Em seu realismo absurdamente bem humorado e seco, Eça deslinda, desnuda toda a perversão e maldade do clero da época, já muito mais brando que duzentos anos antes, época do ferro e fogo da Inquisição.
No livro, toda a fúria da Igreja de uma cidade relativamente importante de Portugal recai sobre a cabeça de um rapaz que, enciumado, comete a estupidez de escrever um artigo em um jornal criticando os desmandos dos padres, entre os quais o tal do Amaro, que sob o seu nariz, seduz a sua noiva, à frente das beatas, da futura sogra, sem que ele possa fazer nada a respeito, nada!
Ah, quisera poder ler em alto e bom som a todos os beatos e beatas o Crime do Pe Amaro, de cabo a rabo!
Como defender a mesma instituição que, há tão pouco tempo, enfrentou nos EUA e em tantos outros cantos gravíssimas denúncias, mais tarde provadas, de pedofilia, a mesma Igreja que tantos matou em suas fogueiras, que fechou os seus olhos e templos ante à maldade de Hitler na Segunda Guerra Mundial, aquela que nos anos 80 provocou uma derrama no mercado financeiro mundial pelas falcatruas cometidas pelo Banco do Vaticano?

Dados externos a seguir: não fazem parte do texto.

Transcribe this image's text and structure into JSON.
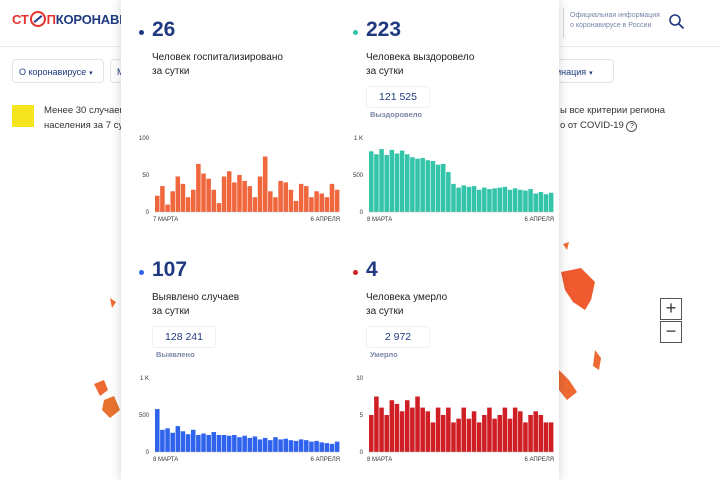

O que dizer dessa Igreja que hoje condena quem usa a camisinha, quem toma a pílula anticoncepcional, que prega contra as experiências com as células-tronco, que podem vir a salvar milhões de vidas, que não quer a inseminação artificial, a fertilização "in vitro", o aborto de uma gravidez resultante de estupro? Que quer, enfim, a volta à Idade Média, às trevas, onde reinava absoluta, soberana?
"E continuava passeando tristemente pelo quarto. Realmente o nome era bem posto, tecedeira de anjos...Com razão, quem prepara uma criança com o leite do seu peito, prepara-a para os trabalhos e para as lágrimas...Mais vale tecer-lhe o pescoço e mandá-la direto para a eternidade bem-aventurada!"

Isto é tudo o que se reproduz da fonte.